Zipf’s equation is rf = c Where r and f are, rank and frequency of words, respectively, and c is constant. Zipf’s derived the law from a general principle of “least effort”. Words whose cost of usage is small or whose transmission demands the least effort, are frequently used in large text. This is also illustrated in a subject index using a controlled vocabulary. All the descriptions, or terms, that are in a controlled vocabulary, will not be with the same frequency, on the contrary, few terms are overused and some are rarely picked up. Zipf’s law utility lies in the fact that the law can measure an author’s richness in vocabulary.

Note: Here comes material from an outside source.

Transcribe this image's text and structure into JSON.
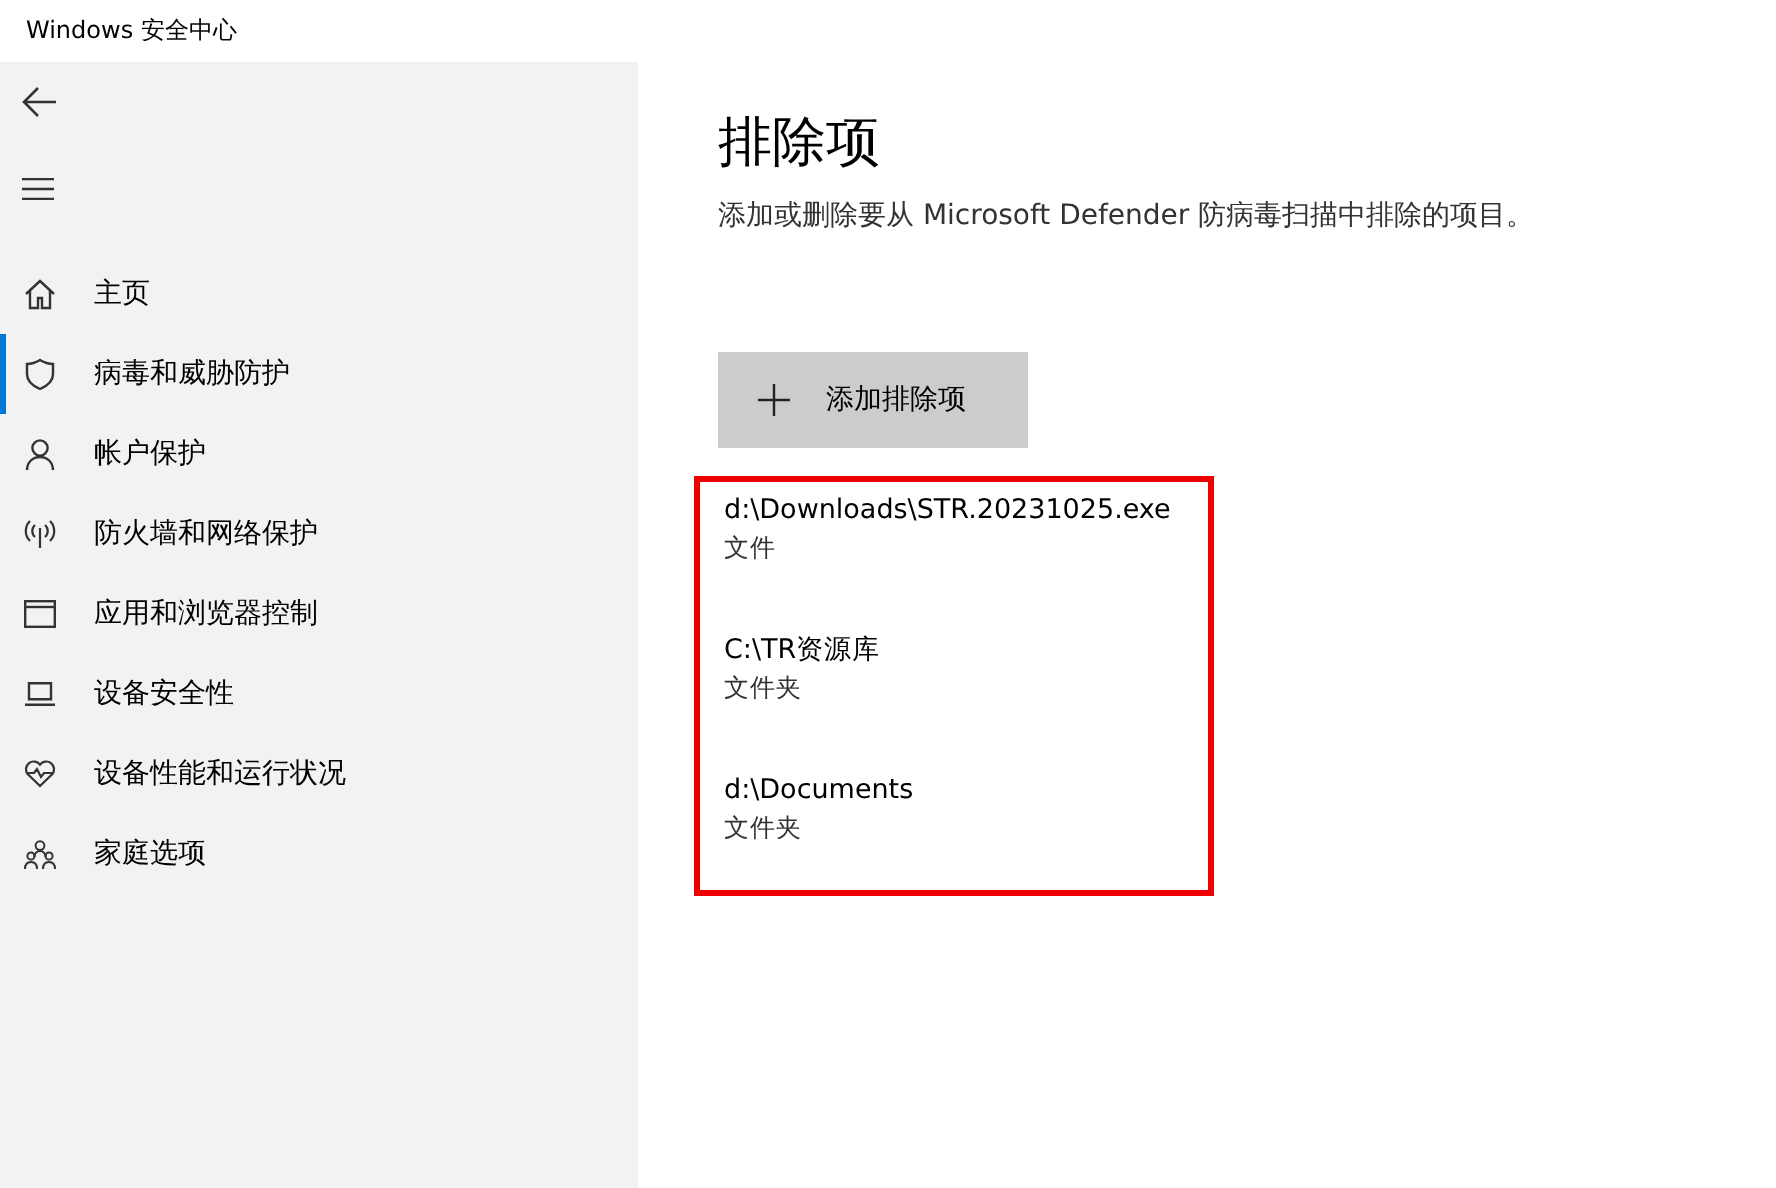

Table:  RANKING OF WORDS OCCURRENCE

Rank (r) Frequency (f) Product (c)
1 400 400
2 200 400
3 133 399
4 100 400
5 80 400

4. Price’s Law: Derek de Solla Price made several analyses to estimate enabled scientists by comparing scientists. Price’s square root law has its basis in Lotka’s Law. Price’s Law states that half of the publications on a subject are contributed by the square root of the total number of authors publishing in that area (Sengupta, 1992). For instance, if we take the number of authors in education management as 225 and the number of articles as 1500, 750 of these articles are written only by 15 people. It is argued that Price’s law is a different form of Lotka’s Law (Klamer & Dalen, 2002).

5. Pareto’s Law: Pareto’s law is also known as the 80/20 law. It estimates that 80% of publication parts (for instance, number of articles and citation) produce 20% of the sources (for instance, journal and author). For instance, Pareto’s law argues that 20% of the most productive educational sciences journals publish the 80% of articles in the educational sciences field. It, at the same time, suggests that 80% of the all articles are written by 20% of the authors in the field (Ravichandra Rao & Neelanghan, 1992).

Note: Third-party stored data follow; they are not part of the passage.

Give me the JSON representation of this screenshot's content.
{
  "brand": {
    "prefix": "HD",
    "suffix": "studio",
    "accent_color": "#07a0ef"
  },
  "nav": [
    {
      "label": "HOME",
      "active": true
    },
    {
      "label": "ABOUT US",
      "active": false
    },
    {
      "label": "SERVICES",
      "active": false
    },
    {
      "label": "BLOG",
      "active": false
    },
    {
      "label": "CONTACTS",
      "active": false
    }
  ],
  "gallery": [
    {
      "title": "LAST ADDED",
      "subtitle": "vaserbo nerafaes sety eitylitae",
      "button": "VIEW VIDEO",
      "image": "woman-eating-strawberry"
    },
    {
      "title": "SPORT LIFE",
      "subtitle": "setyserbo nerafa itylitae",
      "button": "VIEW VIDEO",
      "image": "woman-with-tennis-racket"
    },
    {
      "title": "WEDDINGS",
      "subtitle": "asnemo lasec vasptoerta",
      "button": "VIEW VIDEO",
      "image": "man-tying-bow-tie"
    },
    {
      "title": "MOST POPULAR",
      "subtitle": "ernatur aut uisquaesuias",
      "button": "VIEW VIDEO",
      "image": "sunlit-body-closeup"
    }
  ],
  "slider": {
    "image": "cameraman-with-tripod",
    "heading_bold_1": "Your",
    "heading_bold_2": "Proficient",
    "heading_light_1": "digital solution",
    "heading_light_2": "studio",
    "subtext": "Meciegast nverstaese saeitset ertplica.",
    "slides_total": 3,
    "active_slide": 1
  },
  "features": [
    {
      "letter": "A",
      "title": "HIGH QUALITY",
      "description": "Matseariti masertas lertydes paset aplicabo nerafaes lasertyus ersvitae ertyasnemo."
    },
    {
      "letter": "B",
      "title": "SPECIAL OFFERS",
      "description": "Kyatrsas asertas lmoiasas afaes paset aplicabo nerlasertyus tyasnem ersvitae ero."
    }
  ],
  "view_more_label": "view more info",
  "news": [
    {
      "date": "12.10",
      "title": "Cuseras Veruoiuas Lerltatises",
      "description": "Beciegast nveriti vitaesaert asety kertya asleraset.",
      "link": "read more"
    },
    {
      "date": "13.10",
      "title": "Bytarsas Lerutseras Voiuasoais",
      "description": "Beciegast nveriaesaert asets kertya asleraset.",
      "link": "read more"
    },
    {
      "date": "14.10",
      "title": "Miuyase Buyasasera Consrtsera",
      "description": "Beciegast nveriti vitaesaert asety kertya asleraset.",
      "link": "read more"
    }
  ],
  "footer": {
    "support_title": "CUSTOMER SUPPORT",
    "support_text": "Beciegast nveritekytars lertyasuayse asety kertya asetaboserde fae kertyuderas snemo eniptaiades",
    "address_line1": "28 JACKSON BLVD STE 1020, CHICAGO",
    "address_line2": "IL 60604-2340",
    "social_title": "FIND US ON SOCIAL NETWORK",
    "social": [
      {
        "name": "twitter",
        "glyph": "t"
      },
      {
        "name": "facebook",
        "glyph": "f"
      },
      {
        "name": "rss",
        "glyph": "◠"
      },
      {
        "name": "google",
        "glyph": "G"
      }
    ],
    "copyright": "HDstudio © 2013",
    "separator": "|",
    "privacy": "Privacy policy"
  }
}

Application of Bibliometrics Laws:

As Bibliometrics lies between the border areas of the social and physical sciences, its techniques have extensive applications equally in information management, librarianship, history of science including science policy, the study of science and scientists, and also in different branches of social sciences and scientists. Some of the areas where bibliometrics techniques are consistently being applied are enumerated here:

  • to identify research trends and growth of knowledge of different scientific disciplines;
  • to estimate comprehensiveness of secondary periodicals;
  • to identify users of different subjects;
  • to identify authorship and its trends in documents on various subjects;
  • to measure the usefulness of ad hoc and retrospective SDI Services;
  • to forecast past, present, and future Publishing trends;
  • to develop experimental models correlating or bypassing the existing ones;
  • to identify core periodicals in different disciplines;
  • to formulate an accurate need-based acquisition policy within limited budgetary provision;
  • to adopt an accurate weeding and stacking policy;
  • to initiate effective multilevel network Systems;
  • to regulate the inflow of Information and communication;
  • To study obsolescence and dispersion of scientific literature (clustering and coupling of scientific papers etc.);
  • To predict the productivity of publishers, individual authors, organizations, country or that of an entire discipline;
  • To design automatic language processing for auto-indexing, auto-abstracting, and auto-classification; and
  • To develop norms for standardization.

References:

  1. SENGUPTA L. N. (1992). Bibliometrics, Informetrics, Scientometrics, and Librametrics. An Overview.
  2. Klamer, Arjo & Van Dalen, Hendrik P. (2002). Attention and the art of scientific publishing. Journal of Economic Methodology. 9. 289-315.
  3. Ravichandra Rao & Neelanghan, (1992). Map of Scientific Publication in the field of Educational Sciences and Teacher Education in Turkey: A Bibliometric Study.
  4. Diodato, V. P. (1994). Dictionary of bibliometrics. New York, NY: The Hawthorne Press.